O comerciante Carlos Alberto Pereira Bernardo, morador em Santo Antônio do Aracanguá (SP), será julgado pelo Tribunal do Júri em Araçatuba nesta quarta-feira (26). Ele foi denunciado por tentativa de homicídio contra um homem que teria incendiado o estabelecimento comercial dele dia antes.
Consta na denúncia que o crime aconteceu no final da tarde de 15 de maio de 2013, na rua Dr. Pio Prado. Era por volta das 17h quando o réu chegou ao local de moto e deparou-se com a vítima na praça central.

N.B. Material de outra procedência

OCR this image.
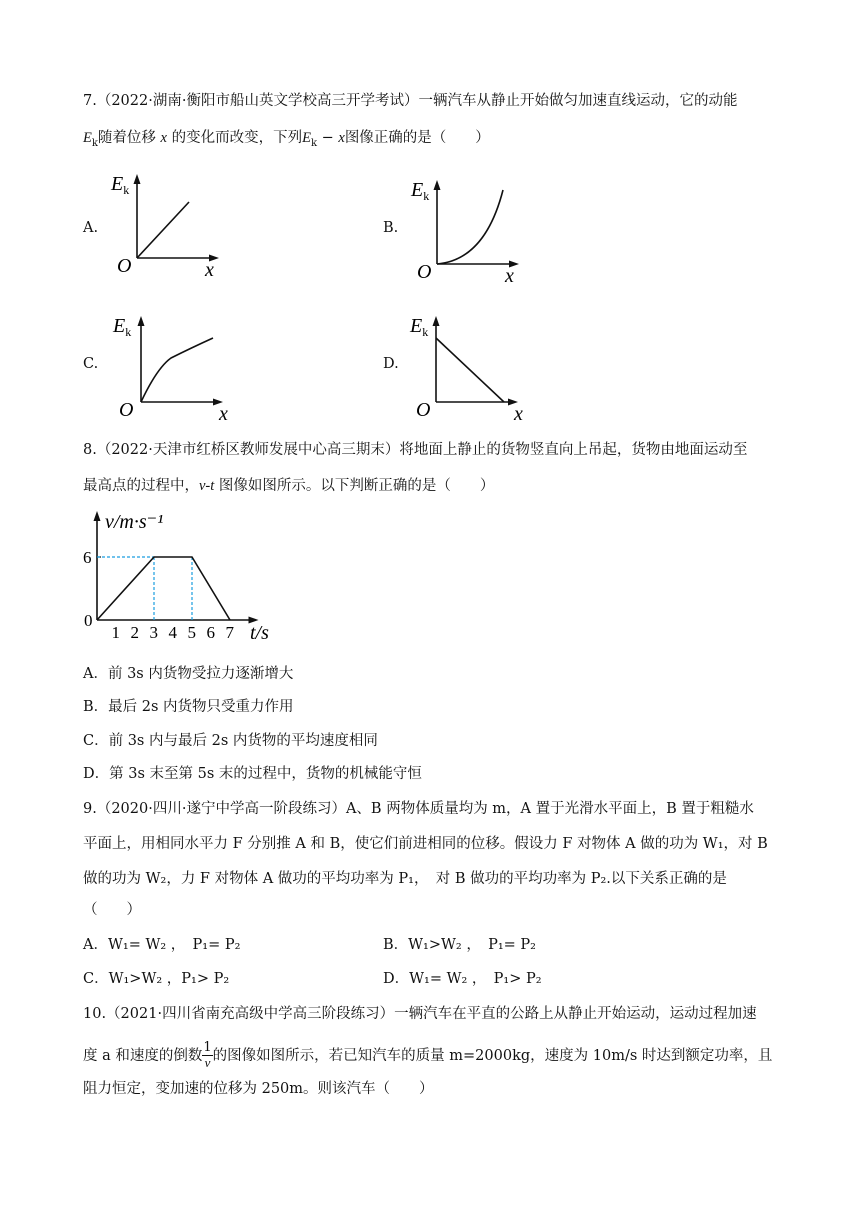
7.（2022·湖南·衡阳市船山英文学校高三开学考试）一辆汽车从静止开始做匀加速直线运动，它的动能
$E_k$随着位移 x 的变化而改变，下列$E_k - x$图像正确的是（　　）
A.	B.
C.	D.
$E_k$
x
O
$E_k$
x
O
$E_k$
x
O
$E_k$
x
O
8.（2022·天津市红桥区教师发展中心高三期末）将地面上静止的货物竖直向上吊起，货物由地面运动至
最高点的过程中，v-t 图像如图所示。以下判断正确的是（　　）
1 2 3 4 5 6 7
6
v/m·s⁻¹
t/s
0
A．前 3s 内货物受拉力逐渐增大
B．最后 2s 内货物只受重力作用
C．前 3s 内与最后 2s 内货物的平均速度相同
D．第 3s 末至第 5s 末的过程中，货物的机械能守恒
9.（2020·四川·遂宁中学高一阶段练习）A、B 两物体质量均为 m，A 置于光滑水平面上，B 置于粗糙水
平面上，用相同水平力 F 分别推 A 和 B，使它们前进相同的位移。假设力 F 对物体 A 做的功为 W₁，对 B
做的功为 W₂，力 F 对物体 A 做功的平均功率为 P₁，　对 B 做功的平均功率为 P₂.以下关系正确的是
（　　）
A．W₁= W₂ ，　P₁= P₂	B．W₁>W₂ ，　P₁= P₂
C．W₁>W₂ ，P₁> P₂	D．W₁= W₂ ，　P₁> P₂
10.（2021·四川省南充高级中学高三阶段练习）一辆汽车在平直的公路上从静止开始运动，运动过程加速
度 a 和速度的倒数 $\frac{1}{v}$ 的图像如图所示，若已知汽车的质量 m=2000kg，速度为 10m/s 时达到额定功率，且
阻力恒定，变加速的位移为 250m。则该汽车（　　）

Ele teria descido da moto rapidamente, sacado uma arma de fogo e feito um disparo em direção à vítima, que tentou fugir e foi atingida com um tiro na nuca. Mesmo após ser atingido o alvo dos disparou continuou sendo perseguido e entrou em um supermercado.
Ele foi socorrido por pessoas que passavam pela rua, levado para a delegacia e em seguida encaminhado para atendimento no posto de saúde da cidade. Devido à gravidade da lesão, ele teve que ser transferido para a Santa Casa de Araçatuba, onde exames apontaram lesão grave na região cervical, segundo a denúncia.
Confessou
Consta ainda na denúncia que o Bernardo foi preso pelo crime e ao ser interrogado confessou ter atirado contra a vítima. Ele foi denunciado pelo Ministério Público por homicídio duplamente qualificado pelo motivo torpe e mediante recurso que dificultou a defesa da vítima.
A defesa recorreu contra a pronúncia, alegando que o réu não tinha a intenção de matar a vítima, que teria agido em legítima defesa e não pelas costas. Foi pedida a absolvição sumária ou a impronúncia e, no caso de pronúncia, o afastamento de qualificadoras.
Em juízo, Bernardo alegou que a vítima teve um desentendimento com o filho dele e teria tentado colocar fogo no estabelecimento comercial dele. Alegou ainda que ao ver a vítima na praça naquela tarde, dias após a tentativa de incêndio, ela teria feito gesto que parecia que tirar um revólver da cintura.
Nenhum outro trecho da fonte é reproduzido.